Je ne suis pas certaine de pouvoir parler que d’une seule expérience. Lorsque j’étais commis pour les juges Armstrong, Doherty et LaForme à la Cour d’appel de l’Ontario et que je plaidais devant la Cour de justice de l’Ontario à Brampton, j’ai découvert comment les juges peuvent servir leur communauté en instruisant de façon équitable et en tranchant de manière impartiale les affaires pénales. J’ai aussi constaté comment ils portent le fardeau de juger un autre être humain avec dignité, justice et compassion. Grâce à mon travail au Bureau des avocats et des avocates de la Couronne – droit criminel, j’ai acquis une vaste expérience en droit pénal sur la phase précédent la mise en accusation et celles du procès et de l’appel, et j’ai appris à trouver, assimiler et condenser rapidement de grandes quantités d’informations. Mes fonctions de procureure adjointe de la Couronne et d’avocate de la défense m’ont enseigné que le droit pénal est profondément humain : émotionnellement complexe, parfois délicat, invariablement captivant et toujours important. La combinaison de ces expériences est à l’origine de qui je suis, personnellement et professionnellement.
Quels conseils donneriez-vous aux juristes qui comparaissent devant vous?
J’ai deux conseils; un spécifique, l’autre général.
Le premier pourrait faire l’objet d’une longue discussion ultérieurement.
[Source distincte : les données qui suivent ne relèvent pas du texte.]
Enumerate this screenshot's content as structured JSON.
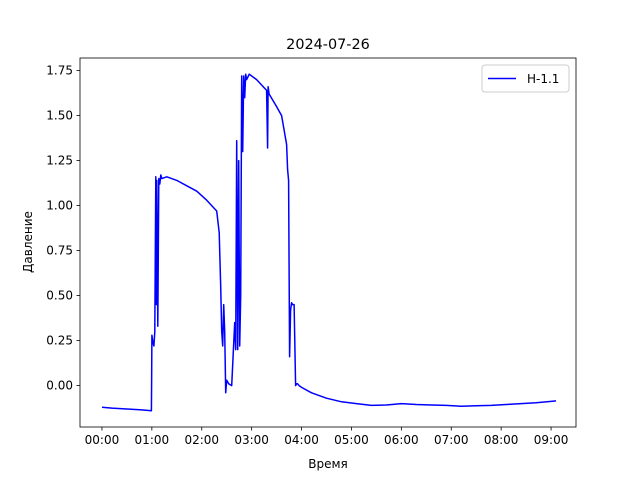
{
  "chart_data": {
    "type": "line",
    "title": "2024-07-26",
    "xlabel": "Время",
    "ylabel": "Давление",
    "xlim": [
      -0.44,
      9.5
    ],
    "ylim": [
      -0.23,
      1.82
    ],
    "grid": false,
    "legend_position": "top-right",
    "x_ticks": [
      {
        "value": 0,
        "label": "00:00"
      },
      {
        "value": 1,
        "label": "01:00"
      },
      {
        "value": 2,
        "label": "02:00"
      },
      {
        "value": 3,
        "label": "03:00"
      },
      {
        "value": 4,
        "label": "04:00"
      },
      {
        "value": 5,
        "label": "05:00"
      },
      {
        "value": 6,
        "label": "06:00"
      },
      {
        "value": 7,
        "label": "07:00"
      },
      {
        "value": 8,
        "label": "08:00"
      },
      {
        "value": 9,
        "label": "09:00"
      }
    ],
    "y_ticks": [
      {
        "value": 0.0,
        "label": "0.00"
      },
      {
        "value": 0.25,
        "label": "0.25"
      },
      {
        "value": 0.5,
        "label": "0.50"
      },
      {
        "value": 0.75,
        "label": "0.75"
      },
      {
        "value": 1.0,
        "label": "1.00"
      },
      {
        "value": 1.25,
        "label": "1.25"
      },
      {
        "value": 1.5,
        "label": "1.50"
      },
      {
        "value": 1.75,
        "label": "1.75"
      }
    ],
    "series": [
      {
        "name": "H-1.1",
        "color": "#0000ff",
        "x": [
          0.0,
          0.2,
          0.5,
          0.8,
          0.99,
          0.995,
          1.0,
          1.02,
          1.04,
          1.06,
          1.08,
          1.09,
          1.1,
          1.12,
          1.14,
          1.16,
          1.18,
          1.2,
          1.3,
          1.5,
          1.7,
          1.9,
          2.1,
          2.3,
          2.35,
          2.38,
          2.4,
          2.42,
          2.44,
          2.46,
          2.48,
          2.5,
          2.52,
          2.54,
          2.6,
          2.66,
          2.68,
          2.7,
          2.72,
          2.74,
          2.76,
          2.78,
          2.8,
          2.82,
          2.84,
          2.86,
          2.88,
          2.9,
          2.95,
          3.0,
          3.1,
          3.2,
          3.3,
          3.32,
          3.33,
          3.34,
          3.35,
          3.5,
          3.6,
          3.7,
          3.72,
          3.74,
          3.76,
          3.78,
          3.8,
          3.82,
          3.85,
          3.88,
          3.9,
          3.92,
          3.95,
          4.0,
          4.2,
          4.5,
          4.8,
          5.1,
          5.4,
          5.7,
          6.0,
          6.3,
          6.6,
          6.9,
          7.2,
          7.5,
          7.8,
          8.1,
          8.4,
          8.7,
          9.0,
          9.1
        ],
        "y": [
          -0.12,
          -0.125,
          -0.13,
          -0.135,
          -0.14,
          0.0,
          0.28,
          0.24,
          0.22,
          0.3,
          1.16,
          0.45,
          1.14,
          0.33,
          1.15,
          1.12,
          1.17,
          1.15,
          1.16,
          1.14,
          1.11,
          1.08,
          1.03,
          0.97,
          0.85,
          0.55,
          0.3,
          0.22,
          0.45,
          0.3,
          -0.04,
          0.03,
          0.02,
          0.01,
          0.0,
          0.35,
          0.2,
          1.36,
          0.2,
          1.25,
          0.22,
          0.5,
          1.72,
          1.3,
          1.72,
          1.6,
          1.73,
          1.7,
          1.73,
          1.72,
          1.7,
          1.67,
          1.64,
          1.32,
          1.66,
          1.64,
          1.62,
          1.55,
          1.5,
          1.34,
          1.2,
          1.14,
          0.16,
          0.42,
          0.46,
          0.45,
          0.45,
          0.0,
          0.01,
          0.01,
          0.0,
          -0.01,
          -0.04,
          -0.07,
          -0.09,
          -0.1,
          -0.11,
          -0.108,
          -0.1,
          -0.105,
          -0.108,
          -0.11,
          -0.115,
          -0.112,
          -0.11,
          -0.105,
          -0.1,
          -0.095,
          -0.088,
          -0.085
        ]
      }
    ]
  }
}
Je le donne parce que j’ai dépensé beaucoup d’énergie à m’interroger sur mon identité et ma place dans la profession juridique ainsi qu’à disséquer chaque interaction m’ayant fait remettre en question mon appartenance à ce milieu ou ma compétence. À toutes les personnes qui s’engagent dans cette spirale : ce n’est pas que vous, et vous n’êtes pas seules. Vous savez ce que vous ressentez. Dites-le. Admettez-le. Dépassez-le. Mais ne l’ignorez pas et ne l’oubliez pas. Et si un jour vous constatez cette détresse chez quelqu’un d’autre et que vous êtes en mesure d’agir, faites-lui savoir que vous le voyez et que vous avez déjà été dans ses souliers.
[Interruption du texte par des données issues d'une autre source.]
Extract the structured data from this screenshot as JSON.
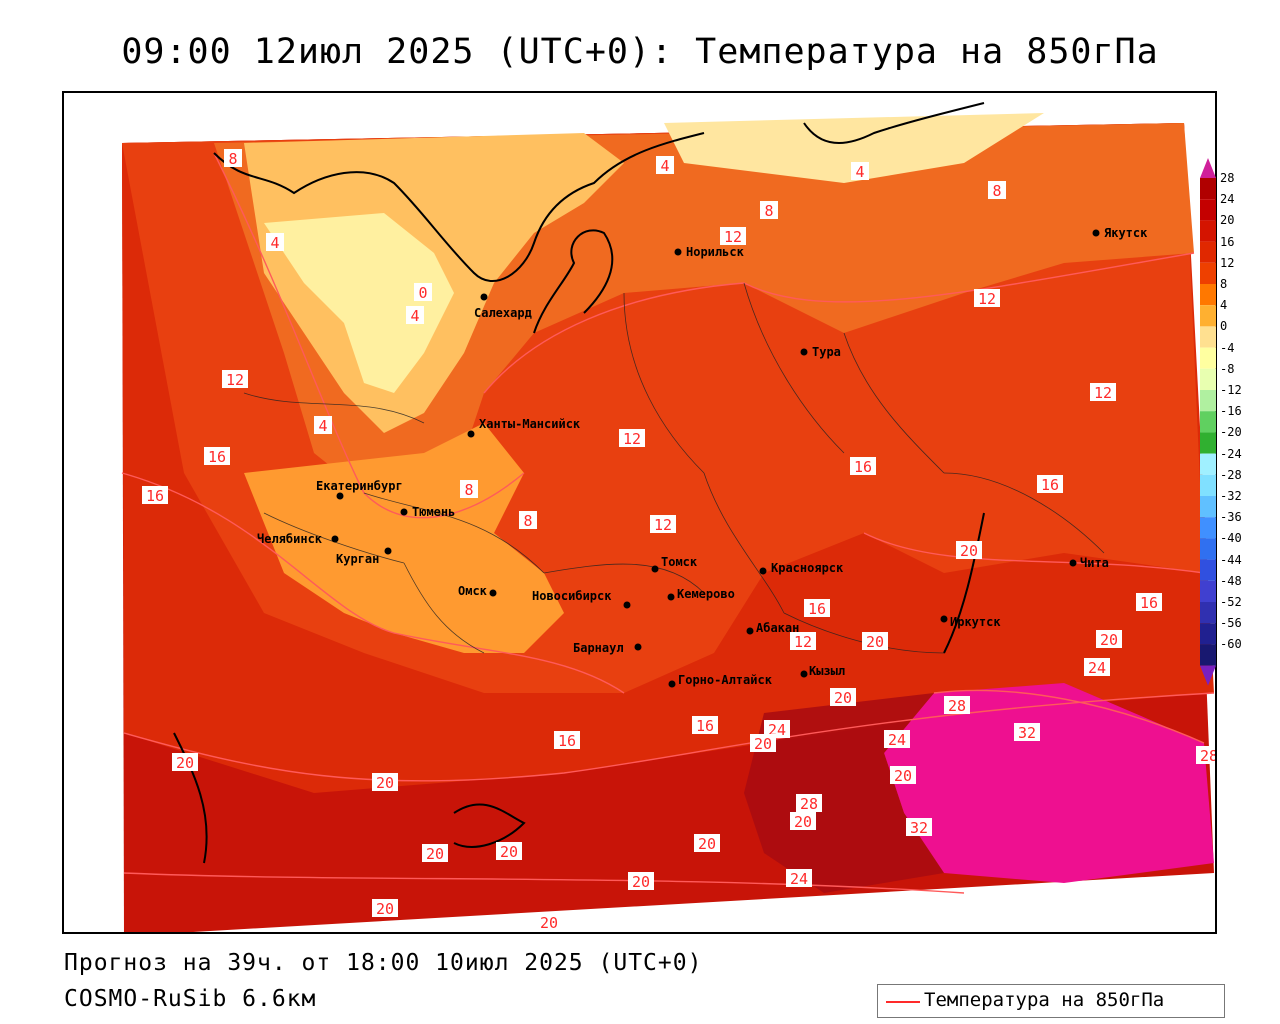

Mon conseil général est en fait tiré du meilleur compliment que j’ai reçu quand j’étais avocate plaidante et c’est quelque chose que j’ai toujours cherché à appliquer par la suite : « Éviter le superflu ». Si le texte phare du juge Laskin « Forget the Wind-Up and Make the Pitch » porte sur la défense des droits à l’écrit, on peut aussi en tirer beaucoup de leçons sur la plaidoirie. Tout ce que vous dites à la cour doit mener au règlement juste et approprié de l’affaire. Évitez le côté théâtral et les opinions. Contentez-vous d’exprimer vos demandes et d’expliquer pourquoi la loi dit que vous y avez droit.
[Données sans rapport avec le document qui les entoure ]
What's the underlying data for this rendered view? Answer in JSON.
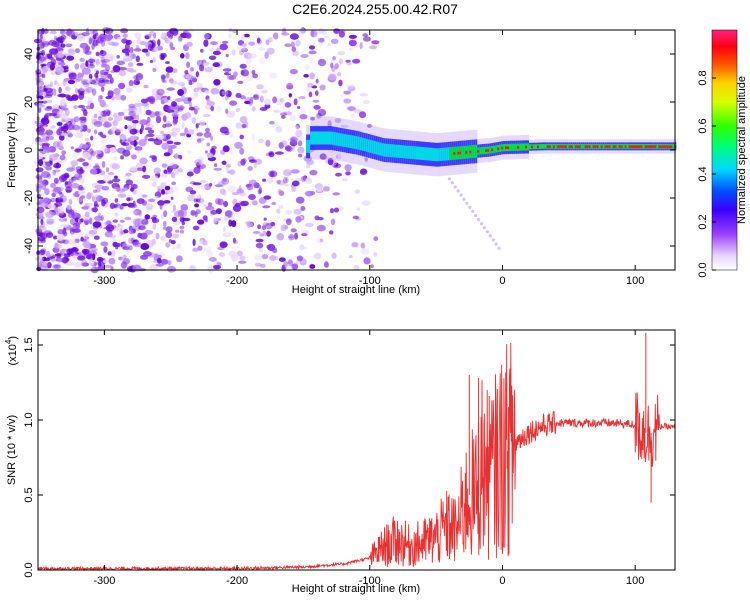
{
  "title": "C2E6.2024.255.00.42.R07",
  "colors": {
    "snr_line": "#e83030",
    "scatter_violet": "#6a00e0",
    "signal_green": "#00e040",
    "signal_cyan": "#00d8e8",
    "signal_red": "#ff1010"
  },
  "chart_data": [
    {
      "type": "heatmap",
      "xlabel": "Height of straight line (km)",
      "ylabel": "Frequency (Hz)",
      "xlim": [
        -350,
        130
      ],
      "ylim": [
        -50,
        50
      ],
      "xticks": [
        -300,
        -200,
        -100,
        0,
        100
      ],
      "xtick_labels": [
        "-300",
        "-200",
        "-100",
        "0",
        "100"
      ],
      "yticks": [
        -40,
        -20,
        0,
        20,
        40
      ],
      "ytick_labels": [
        "-40",
        "-20",
        "0",
        "20",
        "40"
      ],
      "colorbar": {
        "label": "Normalized spectral amplitude",
        "range": [
          0,
          1
        ],
        "ticks": [
          0.0,
          0.2,
          0.4,
          0.6,
          0.8
        ],
        "tick_labels": [
          "0.0",
          "0.2",
          "0.4",
          "0.6",
          "0.8"
        ]
      },
      "signal_band_center_hz": [
        [
          -145,
          5
        ],
        [
          -130,
          5
        ],
        [
          -110,
          3
        ],
        [
          -90,
          0
        ],
        [
          -70,
          -1
        ],
        [
          -50,
          -2
        ],
        [
          -30,
          -1
        ],
        [
          -10,
          0
        ],
        [
          0,
          1
        ],
        [
          30,
          1.5
        ],
        [
          60,
          1.5
        ],
        [
          100,
          1.5
        ],
        [
          130,
          1.5
        ]
      ],
      "noise_region_km": [
        -350,
        -110
      ]
    },
    {
      "type": "line",
      "xlabel": "Height of straight line (km)",
      "ylabel": "SNR (10 * v/v)",
      "y_multiplier_label": "(x10",
      "y_multiplier_exp": "4",
      "xlim": [
        -350,
        130
      ],
      "ylim": [
        0,
        1.6
      ],
      "xticks": [
        -300,
        -200,
        -100,
        0,
        100
      ],
      "xtick_labels": [
        "-300",
        "-200",
        "-100",
        "0",
        "100"
      ],
      "yticks": [
        0.0,
        0.5,
        1.0,
        1.5
      ],
      "ytick_labels": [
        "0.0",
        "0.5",
        "1.0",
        "1.5"
      ],
      "series": [
        {
          "x": [
            -350,
            -300,
            -200,
            -150,
            -120,
            -100,
            -90,
            -80,
            -70,
            -60,
            -50,
            -40,
            -35,
            -30,
            -25,
            -20,
            -15,
            -10,
            -5,
            0,
            10,
            20,
            30,
            40,
            60,
            80,
            100,
            110,
            120,
            130
          ],
          "y": [
            0.01,
            0.01,
            0.01,
            0.02,
            0.04,
            0.08,
            0.15,
            0.2,
            0.16,
            0.18,
            0.22,
            0.3,
            0.25,
            0.4,
            0.5,
            0.5,
            0.72,
            0.6,
            0.7,
            0.78,
            0.85,
            0.92,
            0.96,
            0.98,
            0.98,
            0.98,
            0.97,
            0.9,
            0.96,
            0.95
          ]
        }
      ],
      "spikes": [
        {
          "x": -25,
          "y": 1.3
        },
        {
          "x": -18,
          "y": 1.28
        },
        {
          "x": -10,
          "y": 1.16
        },
        {
          "x": 108,
          "y": 1.58
        },
        {
          "x": 112,
          "y": 0.45
        }
      ]
    }
  ]
}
Que souhaitez-vous que le public sache au sujet du système de justice?
Le système de justice regorge de personnes passionnées qui travaillent fort pour réellement offrir à la population un service de qualité. Les institutions et les systèmes ne changent pas du jour au lendemain, ce qui pousse naturellement au cynisme. Mais nous luttons toutes et tous pour la justice malgré l’imperfection humaine. Je crois qu’il s’agit d’une noble cause dans laquelle nous – les participantes et les participants au système de justice aussi bien que le public – avons un rôle indispensable à jouer.